I had so much fun dialing our own number (the last four digits) and hanging up, running to the next room to watch my sister answer the phone with nobody on the other end.
Course you can only trick your sister so many times before she finds you out.

Dear Rabbi,

Gee, thanks a lot. Just one more book that I need to read. Humorous sarcasm intended…if you could see my face and heard my voice you would have figured that out already. Thanks to you and Mrs. Lapin for your dedication and hard work.

Rabbi Daniel Lapin says:

You’re welcome, Louis–
I never apologize for recommending a good book. Of course we catch your humor and greatly appreciate it. We can almost hear you chuckling, so thanks!
Cordially
RDL

James says:

Dear Rabbi, kindly forgive my tardiness (Actually I could not access last week’s Thought Tool: perhaps a rogue mail server garbled my hyperlink?). So here I go: I have received a NG gift subscription from a family member for over 30 years! That family member telephoned, aghast at the theme of this January issue and demanded that I hide it from view, lest our young and impressionable might see it and have their little minds warped, and also offered to terminate my gift subscription. So I advised: please calm down, the kids will get the LGBTQ message from the pop culture anyway (TS Jazz Jennings has now inspired a popular plastic doll), and probably from the school system, as well. But yes, I continued, you can discontinue our gift subscription, because the worthy magazine over the past ten years or so seems to have become rather a Party Organ for Progressive Narrative: solar and wind power, global warming and climate change, and now the gender dysphoric cafeteria, where you can stand in line and pick out the gender variant of your choice. If Narrative Geographic, who needs Pravda? And we are now trying to downsize anyway. As the Journal of Irreproducible Results long ago reported, hoarding old issues of NG is causing our continent to sink into the ocean (Tee hee hee).
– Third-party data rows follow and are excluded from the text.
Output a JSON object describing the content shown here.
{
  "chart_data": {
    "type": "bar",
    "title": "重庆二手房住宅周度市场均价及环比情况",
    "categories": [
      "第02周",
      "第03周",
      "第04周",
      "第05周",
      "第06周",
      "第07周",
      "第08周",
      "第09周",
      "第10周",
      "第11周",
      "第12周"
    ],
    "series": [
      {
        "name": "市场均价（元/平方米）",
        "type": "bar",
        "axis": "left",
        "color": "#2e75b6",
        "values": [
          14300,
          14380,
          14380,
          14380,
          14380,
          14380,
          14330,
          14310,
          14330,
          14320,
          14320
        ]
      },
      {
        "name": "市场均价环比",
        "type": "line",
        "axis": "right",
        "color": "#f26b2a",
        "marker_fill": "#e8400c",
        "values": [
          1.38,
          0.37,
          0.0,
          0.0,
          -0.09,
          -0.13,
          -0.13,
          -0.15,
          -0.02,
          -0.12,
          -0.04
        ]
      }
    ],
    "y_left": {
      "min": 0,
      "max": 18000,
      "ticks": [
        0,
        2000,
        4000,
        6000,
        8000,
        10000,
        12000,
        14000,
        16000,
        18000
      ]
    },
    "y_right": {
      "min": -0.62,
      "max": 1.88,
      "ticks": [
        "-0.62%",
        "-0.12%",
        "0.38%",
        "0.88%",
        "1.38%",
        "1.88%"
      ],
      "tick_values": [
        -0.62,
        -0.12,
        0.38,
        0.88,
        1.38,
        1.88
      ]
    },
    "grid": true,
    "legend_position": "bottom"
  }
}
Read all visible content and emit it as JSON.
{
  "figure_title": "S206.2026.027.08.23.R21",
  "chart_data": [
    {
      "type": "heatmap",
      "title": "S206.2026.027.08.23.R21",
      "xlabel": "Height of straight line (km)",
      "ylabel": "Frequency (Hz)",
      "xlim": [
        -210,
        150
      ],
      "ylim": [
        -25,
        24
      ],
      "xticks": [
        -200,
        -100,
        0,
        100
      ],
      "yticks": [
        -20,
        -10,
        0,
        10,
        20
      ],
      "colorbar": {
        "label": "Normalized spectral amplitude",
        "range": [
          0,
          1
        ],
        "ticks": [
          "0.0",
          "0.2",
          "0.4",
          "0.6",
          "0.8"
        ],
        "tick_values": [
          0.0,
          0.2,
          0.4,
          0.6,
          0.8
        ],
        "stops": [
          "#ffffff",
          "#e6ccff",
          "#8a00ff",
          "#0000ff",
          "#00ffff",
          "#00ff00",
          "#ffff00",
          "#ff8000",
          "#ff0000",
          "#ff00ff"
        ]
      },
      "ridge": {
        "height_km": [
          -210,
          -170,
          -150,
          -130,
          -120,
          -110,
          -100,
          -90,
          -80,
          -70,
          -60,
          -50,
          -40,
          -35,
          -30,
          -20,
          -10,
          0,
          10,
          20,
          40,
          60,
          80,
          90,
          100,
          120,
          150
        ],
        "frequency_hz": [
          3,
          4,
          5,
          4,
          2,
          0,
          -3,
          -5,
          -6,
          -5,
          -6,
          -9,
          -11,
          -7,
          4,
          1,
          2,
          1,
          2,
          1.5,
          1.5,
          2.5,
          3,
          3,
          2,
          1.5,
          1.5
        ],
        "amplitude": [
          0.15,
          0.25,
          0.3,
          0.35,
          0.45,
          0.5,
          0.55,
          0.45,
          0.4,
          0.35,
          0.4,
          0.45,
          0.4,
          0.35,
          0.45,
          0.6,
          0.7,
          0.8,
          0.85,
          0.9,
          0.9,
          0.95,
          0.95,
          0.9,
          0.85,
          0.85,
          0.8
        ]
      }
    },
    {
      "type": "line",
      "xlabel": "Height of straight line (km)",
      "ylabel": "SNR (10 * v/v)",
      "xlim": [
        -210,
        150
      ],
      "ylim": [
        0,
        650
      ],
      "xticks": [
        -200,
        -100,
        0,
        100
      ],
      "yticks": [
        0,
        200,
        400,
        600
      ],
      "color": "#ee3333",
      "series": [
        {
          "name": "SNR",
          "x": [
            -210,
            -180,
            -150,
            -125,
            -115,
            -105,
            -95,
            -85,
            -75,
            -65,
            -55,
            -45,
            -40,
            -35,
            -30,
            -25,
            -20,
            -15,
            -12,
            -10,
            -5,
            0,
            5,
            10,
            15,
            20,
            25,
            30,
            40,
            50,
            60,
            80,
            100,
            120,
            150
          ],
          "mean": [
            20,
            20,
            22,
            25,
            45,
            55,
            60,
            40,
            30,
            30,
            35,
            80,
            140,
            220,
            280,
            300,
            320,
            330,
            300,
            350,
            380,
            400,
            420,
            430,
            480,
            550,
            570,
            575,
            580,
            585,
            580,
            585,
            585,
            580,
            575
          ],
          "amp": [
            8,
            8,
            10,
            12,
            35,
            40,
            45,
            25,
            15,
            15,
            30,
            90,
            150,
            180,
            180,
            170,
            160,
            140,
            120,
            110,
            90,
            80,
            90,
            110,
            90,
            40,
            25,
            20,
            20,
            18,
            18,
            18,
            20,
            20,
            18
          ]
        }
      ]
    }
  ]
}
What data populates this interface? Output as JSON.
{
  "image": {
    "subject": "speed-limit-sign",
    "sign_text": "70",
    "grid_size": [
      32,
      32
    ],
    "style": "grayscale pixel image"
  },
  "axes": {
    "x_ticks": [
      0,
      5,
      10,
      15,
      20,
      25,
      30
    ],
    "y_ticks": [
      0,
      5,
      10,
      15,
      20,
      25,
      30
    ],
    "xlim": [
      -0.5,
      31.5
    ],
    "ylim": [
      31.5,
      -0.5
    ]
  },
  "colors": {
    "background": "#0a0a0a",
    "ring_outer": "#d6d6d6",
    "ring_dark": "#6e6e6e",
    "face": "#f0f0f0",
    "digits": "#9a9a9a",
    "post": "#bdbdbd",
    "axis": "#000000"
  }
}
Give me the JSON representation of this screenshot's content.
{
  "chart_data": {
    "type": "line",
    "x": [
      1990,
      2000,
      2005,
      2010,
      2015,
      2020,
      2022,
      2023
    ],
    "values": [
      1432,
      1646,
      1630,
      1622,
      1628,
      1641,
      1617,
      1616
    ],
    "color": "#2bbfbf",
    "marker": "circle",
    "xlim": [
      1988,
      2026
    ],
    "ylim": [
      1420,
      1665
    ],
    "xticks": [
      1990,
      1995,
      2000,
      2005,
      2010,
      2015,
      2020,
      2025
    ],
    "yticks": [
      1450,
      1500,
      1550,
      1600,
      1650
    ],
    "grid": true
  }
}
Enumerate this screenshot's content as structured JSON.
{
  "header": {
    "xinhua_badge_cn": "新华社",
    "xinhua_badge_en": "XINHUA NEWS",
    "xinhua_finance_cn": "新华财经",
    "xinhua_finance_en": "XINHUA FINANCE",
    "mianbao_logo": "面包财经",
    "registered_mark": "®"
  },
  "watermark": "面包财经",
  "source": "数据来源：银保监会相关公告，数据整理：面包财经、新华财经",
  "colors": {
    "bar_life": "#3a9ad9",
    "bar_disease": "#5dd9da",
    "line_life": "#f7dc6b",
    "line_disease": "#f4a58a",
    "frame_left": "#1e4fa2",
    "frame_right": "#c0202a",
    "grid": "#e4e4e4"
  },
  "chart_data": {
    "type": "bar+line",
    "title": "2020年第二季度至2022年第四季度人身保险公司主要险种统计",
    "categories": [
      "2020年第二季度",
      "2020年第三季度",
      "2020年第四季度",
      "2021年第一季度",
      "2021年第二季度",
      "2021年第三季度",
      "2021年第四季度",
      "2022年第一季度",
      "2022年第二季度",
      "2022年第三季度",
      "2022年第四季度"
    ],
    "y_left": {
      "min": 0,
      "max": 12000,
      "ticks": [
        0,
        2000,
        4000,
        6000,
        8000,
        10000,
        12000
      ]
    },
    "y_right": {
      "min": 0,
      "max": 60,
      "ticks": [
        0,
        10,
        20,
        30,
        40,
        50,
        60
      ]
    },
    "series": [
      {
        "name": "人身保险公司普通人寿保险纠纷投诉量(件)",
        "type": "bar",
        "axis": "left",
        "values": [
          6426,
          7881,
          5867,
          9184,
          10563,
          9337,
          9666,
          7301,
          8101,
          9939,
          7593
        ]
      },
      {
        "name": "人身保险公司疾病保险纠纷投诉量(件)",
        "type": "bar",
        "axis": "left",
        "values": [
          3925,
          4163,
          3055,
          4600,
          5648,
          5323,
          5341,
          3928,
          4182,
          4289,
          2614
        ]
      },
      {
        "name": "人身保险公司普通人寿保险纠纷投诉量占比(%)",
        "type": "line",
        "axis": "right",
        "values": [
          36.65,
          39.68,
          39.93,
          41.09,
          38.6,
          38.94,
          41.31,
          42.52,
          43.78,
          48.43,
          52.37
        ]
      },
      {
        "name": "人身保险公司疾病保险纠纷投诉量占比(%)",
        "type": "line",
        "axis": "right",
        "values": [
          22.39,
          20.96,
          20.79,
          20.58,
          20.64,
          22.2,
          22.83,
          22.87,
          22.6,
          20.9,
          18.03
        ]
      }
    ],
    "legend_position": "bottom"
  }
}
Like you, I have loved that magazine for decades. And since TCT I have loved your astute Biblical explication of panim ‘faces.’

Rabbi Daniel Lapin says:

Hello James-
I really like the way you articulate the failure of secular fundamentalism and what NatGeo has become. I did use to hoard them! But no longer. Future cultural historians will ponder how prestigious mags like NatGeo (and also Scientific American) so quickly abandoned their mission and surrendered to cultural hysteria
Let’s FACE it!
Cordially
RDL

James says:

Exactly, Rabbi! No point in saving FACE!

Mark Lampe says:

Wow, another excellent commentary! My spouse and I were discussing this phenomena not long ago and it is true, she says that observing faces and body language speaks volumes about an individual before they even speak.

Rabbi Daniel Lapin says:

Thanks Mark–
yes, indeed. You’ve noticed. Since we are souls with bodies wrapped around us, it is no surprise that our souls influence our bodies so noticeably. Nice to be able to talk about these things with a spouse. Be grateful. Not everyone can.
Cordially
RDL

Christel says:

RE: the second definition, meaning FACES plural…certainly it is true that our face changes over our lifetime, but I think it is also true that we wear many faces simultaneously, which of course, makes face reading a bit harder.

Rabbi Daniel Lapin says:

Great point, dear Christel–
We actually do mention this in the chapter on the word ‘Face’ in our book Buried Treasure-Life Lessons from the Lord’s Language. We are supposed to wear different faces, for example to our spouse and to the checkout clerk. Ideally though, the character behind the face stays the same.
Cordially
RDL

Lisa says:

Even in her eighties my mother is a very pretty women on the outside but she has a heart made of ice. All she has ever cared about is appearances. I wish some of her cruelty showed on her face.

Rabbi Daniel Lapin says:

Dear Lisa–
Perhaps it does show but your deep, and perhaps hidden feelings for her prevent you from seeing her as others do? I hope you manage to reconcile with her.